逆写しの姿勢とは、自分の半身が右手前右足前の際に相手右手前右足前になっている姿勢です。
その状態から前に出している手を相手に掴んでもらいます。
これで技の準備が整いました。
逃げようとした際に手を掴まれたとしたら現実にも起こる事かもしれません。
ここから、技に入ります。
一教とは文字のごとく最初の教えとなる程に重要な技です。
動作の理解が重要です。
相半身片手取り一教(裏)で意識してもらいたい事は、表の技の際にも話しましたが、手を上に上げて下に降ろす動作である、という事です。
剣道の素振りをした事がある方なら理解しやすいかもしれません。
素振りをした事がない人は丸いボールを両手で持ち、ボールを頭の上まで持ち上げましょう。
その後にボールをお腹の位置にまで戻します。
一連の動作の中で力は込めないで下さい。
手の動きはこれでほぼ完了します。
筋力は必要ありません。
力で技をかけ続けていると、より大きな力を持つ人に勝つ事は出来なくなるでしょう。
相半身片手取り一教(裏)では、片手を取られた状態でこの手を上げて降ろす動作をします。
相半身片手取りの状態からその動作をするのですが、コツを掴むまでは難しいはずです。
手首を掴まれている時に、手の力でそれを上に上げるのは理に適わないからです。
ではどうするのか?
そこで足を使い入身をします。
転換でも構いません。
足を相手の方向に出していきましょう。
こちらが手を力ませていなければ相手は肩が上がり、肘が外側に向いていきます。
自然に前に進む力ですが、足と手ではほぼ確実に足が勝つからです。
足の力は手の四倍以上と言われています。
ここからが、表との違いです。
表の技では、この状態から前方に進む事で相手の体を崩していきました。
しかし、ここで予想以上に相手が起き上がる力が強かった場合、相手は姿勢を元に戻す為にこちらに力を強く出してくるでしょう。
相手の体全体の力がこちらに向くわけです。
当然ながらこれを受け止めてはいけません。
体格に優れた人なら問題は何もないでしょうが、相手がいつも自分より弱い訳がありません。

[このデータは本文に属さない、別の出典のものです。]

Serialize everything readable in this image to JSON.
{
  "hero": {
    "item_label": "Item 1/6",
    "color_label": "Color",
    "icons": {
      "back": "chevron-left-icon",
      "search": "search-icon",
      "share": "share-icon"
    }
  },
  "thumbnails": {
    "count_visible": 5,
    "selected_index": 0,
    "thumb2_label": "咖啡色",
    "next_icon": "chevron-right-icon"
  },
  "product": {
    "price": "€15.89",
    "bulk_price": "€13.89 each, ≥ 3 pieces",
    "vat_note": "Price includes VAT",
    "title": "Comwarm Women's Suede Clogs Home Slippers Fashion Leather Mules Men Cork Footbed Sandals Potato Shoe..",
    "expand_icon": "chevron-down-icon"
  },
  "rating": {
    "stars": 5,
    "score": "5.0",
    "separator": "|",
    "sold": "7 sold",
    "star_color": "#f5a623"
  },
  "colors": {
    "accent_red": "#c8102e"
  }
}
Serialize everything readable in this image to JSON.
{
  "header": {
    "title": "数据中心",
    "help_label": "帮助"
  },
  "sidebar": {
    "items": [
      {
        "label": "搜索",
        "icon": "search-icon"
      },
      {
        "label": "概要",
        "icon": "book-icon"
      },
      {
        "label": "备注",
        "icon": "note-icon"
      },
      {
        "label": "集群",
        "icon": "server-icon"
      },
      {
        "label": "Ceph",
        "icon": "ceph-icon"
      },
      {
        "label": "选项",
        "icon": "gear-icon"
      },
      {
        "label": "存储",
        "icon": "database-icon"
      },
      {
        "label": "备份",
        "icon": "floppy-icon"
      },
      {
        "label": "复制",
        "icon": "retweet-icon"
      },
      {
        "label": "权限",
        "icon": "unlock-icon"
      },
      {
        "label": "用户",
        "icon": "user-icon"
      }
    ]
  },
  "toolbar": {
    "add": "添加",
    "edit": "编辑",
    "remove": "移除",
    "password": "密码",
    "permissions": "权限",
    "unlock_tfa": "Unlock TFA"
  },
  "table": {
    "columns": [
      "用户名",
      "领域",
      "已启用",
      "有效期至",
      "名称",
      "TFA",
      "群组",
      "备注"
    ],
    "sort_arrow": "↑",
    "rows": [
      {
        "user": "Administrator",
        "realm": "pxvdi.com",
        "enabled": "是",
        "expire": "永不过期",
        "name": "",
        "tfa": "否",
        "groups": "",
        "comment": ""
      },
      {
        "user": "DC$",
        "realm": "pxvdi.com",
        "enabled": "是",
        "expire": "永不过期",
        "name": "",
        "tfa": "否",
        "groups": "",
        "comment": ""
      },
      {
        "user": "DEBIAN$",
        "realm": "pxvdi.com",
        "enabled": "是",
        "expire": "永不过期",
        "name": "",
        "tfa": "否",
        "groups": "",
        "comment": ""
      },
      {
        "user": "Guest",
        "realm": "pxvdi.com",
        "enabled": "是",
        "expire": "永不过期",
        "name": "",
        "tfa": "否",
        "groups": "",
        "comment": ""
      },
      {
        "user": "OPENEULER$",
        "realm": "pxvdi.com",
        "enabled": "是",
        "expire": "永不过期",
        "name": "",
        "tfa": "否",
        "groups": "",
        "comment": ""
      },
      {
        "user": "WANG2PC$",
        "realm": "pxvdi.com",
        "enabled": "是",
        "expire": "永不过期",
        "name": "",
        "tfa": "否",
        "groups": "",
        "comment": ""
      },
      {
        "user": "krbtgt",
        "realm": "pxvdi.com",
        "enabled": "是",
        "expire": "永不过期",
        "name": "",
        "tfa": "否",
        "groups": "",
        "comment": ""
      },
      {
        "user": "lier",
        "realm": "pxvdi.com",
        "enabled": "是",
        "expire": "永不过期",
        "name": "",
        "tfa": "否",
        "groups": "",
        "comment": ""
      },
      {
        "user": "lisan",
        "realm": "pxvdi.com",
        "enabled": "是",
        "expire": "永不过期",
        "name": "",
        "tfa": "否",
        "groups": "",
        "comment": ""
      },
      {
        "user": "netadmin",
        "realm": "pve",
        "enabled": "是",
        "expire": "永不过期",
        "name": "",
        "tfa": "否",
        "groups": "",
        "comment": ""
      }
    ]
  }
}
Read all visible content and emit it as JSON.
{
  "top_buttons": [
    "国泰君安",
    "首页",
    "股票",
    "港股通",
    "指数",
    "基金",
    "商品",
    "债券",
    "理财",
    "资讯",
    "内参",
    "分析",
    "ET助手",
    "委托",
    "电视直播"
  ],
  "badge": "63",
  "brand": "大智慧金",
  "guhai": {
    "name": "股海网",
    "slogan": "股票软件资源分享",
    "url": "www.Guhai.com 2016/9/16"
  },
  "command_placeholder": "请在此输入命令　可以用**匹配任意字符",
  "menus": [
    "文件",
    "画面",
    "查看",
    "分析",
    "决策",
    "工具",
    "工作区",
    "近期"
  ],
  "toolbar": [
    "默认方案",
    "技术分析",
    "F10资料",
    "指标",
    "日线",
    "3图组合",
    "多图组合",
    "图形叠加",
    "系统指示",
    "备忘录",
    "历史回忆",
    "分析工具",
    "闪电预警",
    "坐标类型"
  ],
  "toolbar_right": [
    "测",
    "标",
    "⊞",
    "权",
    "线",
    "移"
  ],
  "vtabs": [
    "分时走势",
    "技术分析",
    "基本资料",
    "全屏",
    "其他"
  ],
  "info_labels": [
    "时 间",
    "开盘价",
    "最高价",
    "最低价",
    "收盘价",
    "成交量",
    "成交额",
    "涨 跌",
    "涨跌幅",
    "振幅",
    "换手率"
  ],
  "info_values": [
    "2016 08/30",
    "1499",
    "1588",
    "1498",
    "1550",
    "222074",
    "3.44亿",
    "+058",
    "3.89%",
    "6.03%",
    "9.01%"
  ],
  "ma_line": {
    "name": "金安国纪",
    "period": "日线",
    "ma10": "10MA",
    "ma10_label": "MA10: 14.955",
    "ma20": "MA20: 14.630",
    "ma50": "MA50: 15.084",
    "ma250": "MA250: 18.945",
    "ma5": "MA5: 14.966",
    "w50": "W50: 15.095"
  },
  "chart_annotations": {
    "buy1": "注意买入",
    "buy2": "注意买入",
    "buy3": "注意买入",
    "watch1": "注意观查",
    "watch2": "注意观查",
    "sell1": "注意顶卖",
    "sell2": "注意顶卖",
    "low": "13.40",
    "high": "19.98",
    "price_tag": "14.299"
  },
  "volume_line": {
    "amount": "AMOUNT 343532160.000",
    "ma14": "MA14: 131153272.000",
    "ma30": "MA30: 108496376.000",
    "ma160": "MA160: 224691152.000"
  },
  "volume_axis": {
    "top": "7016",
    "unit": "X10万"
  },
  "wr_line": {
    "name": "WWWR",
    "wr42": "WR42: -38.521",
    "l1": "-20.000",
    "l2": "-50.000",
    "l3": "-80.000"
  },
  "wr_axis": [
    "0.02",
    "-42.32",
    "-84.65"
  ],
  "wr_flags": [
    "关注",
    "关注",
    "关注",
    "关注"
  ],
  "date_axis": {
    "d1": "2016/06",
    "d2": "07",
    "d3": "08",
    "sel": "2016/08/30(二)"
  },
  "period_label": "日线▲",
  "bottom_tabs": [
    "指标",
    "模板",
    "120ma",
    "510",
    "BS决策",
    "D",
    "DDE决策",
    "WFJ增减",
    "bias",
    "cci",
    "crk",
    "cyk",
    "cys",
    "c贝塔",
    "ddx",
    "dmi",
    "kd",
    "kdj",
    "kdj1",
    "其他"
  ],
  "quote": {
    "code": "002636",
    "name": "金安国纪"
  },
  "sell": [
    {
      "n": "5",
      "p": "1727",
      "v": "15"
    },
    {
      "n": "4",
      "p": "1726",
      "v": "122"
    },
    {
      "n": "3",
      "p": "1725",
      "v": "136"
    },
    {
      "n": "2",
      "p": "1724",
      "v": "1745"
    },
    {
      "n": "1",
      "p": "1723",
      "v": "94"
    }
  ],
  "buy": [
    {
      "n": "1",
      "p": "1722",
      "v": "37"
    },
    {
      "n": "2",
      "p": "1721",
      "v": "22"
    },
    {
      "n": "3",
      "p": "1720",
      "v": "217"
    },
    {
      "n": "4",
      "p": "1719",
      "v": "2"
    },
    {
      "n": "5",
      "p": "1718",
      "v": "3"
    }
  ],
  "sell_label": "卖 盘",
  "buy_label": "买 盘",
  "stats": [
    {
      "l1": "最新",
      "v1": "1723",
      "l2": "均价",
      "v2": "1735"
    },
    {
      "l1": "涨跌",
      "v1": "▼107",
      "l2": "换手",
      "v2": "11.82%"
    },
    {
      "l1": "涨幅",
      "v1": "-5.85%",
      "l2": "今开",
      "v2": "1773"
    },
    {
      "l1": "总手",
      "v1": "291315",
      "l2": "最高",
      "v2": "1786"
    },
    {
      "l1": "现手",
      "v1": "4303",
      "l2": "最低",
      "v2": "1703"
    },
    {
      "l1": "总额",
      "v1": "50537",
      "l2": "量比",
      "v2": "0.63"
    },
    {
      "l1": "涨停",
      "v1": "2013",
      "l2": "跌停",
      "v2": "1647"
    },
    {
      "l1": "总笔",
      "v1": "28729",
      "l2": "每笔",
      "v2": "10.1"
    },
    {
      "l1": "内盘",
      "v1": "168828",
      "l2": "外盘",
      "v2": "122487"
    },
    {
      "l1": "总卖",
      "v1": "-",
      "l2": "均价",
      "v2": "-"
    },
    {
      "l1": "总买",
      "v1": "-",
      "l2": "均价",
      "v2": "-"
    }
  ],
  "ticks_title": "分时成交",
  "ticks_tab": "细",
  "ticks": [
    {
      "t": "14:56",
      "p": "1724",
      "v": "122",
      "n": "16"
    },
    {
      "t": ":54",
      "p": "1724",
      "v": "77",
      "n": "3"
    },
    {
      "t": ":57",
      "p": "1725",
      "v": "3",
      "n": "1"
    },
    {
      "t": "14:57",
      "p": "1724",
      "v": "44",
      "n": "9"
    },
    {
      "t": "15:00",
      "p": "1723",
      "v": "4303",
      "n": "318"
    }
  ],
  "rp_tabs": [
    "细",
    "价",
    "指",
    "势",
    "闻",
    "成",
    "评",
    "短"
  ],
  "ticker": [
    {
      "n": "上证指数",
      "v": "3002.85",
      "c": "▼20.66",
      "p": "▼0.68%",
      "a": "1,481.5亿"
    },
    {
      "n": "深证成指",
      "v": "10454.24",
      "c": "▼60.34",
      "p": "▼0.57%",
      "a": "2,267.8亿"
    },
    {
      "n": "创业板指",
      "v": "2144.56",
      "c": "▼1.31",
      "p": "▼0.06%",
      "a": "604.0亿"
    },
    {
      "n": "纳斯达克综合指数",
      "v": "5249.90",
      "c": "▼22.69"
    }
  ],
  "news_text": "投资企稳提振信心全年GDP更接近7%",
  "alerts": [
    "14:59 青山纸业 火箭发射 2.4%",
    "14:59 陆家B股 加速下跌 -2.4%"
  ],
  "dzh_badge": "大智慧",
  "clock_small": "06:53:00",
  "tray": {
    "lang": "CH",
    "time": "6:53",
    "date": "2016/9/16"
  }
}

年齢とともに力も衰えますし、性別としての筋力の差もある事でしょう。
そこで、相手の力を利用する動きをします。
この場合、相手は二つの力を使っています。
こちらの手を掴む力と、姿勢を元に戻す力です。
この力に逆らうのではなく誘導します。
手の動きは前述した動きで構いません。
相手の姿勢は崩れ、二の腕の裏が見えます。
その状態で前に歩くのではなく、相手の背中側に移動していきます。
相手の背面に入身をするとでもいいましょうか。
その状態で手を振り下ろします。
この体捌きと手の動きが成功すれば、相手は起き上がる力と掴む力を誘導され回転する様に倒れていきます。
この所作が表との違いです。
これ以降は表と同じ動作になります。
相手を抑え込むために、姿勢を崩し倒れていく相手に合わせて自身も座る動作を行います。
これでほぼ完了です。
当然ですが、ここから非常に重要な「残心」を行いましょう
残心については、相半身片手取り一教(表)の記事を参考にして下さい。
残心までの流れを行えれば、合気道の相半身片手取り一教(裏)が出来た事になります。
2. 相半身片手取り一教(裏)上達のコツ
相半身片手取り一教(裏)の上達のコツは何でしょうか。
なぜ表があるのに裏があるのか、これを考えると良い方法に辿り着きます。
この技では、技を受ける側の心構えが重要だという事です。
掴み続ける事、姿勢を戻す力を入れる事、簡単に書いてしまいましたが実際にやると体力が大幅に削られていきます。
姿勢を崩されているのですから当たり前ですね。
相手側になるべく倒れない様にお願いをしてみましょう。
上手く技を出来ない自分に気づくはずです。
以上、合気道経験者の考える相半身片手取り一教(裏)と上達のコツでした。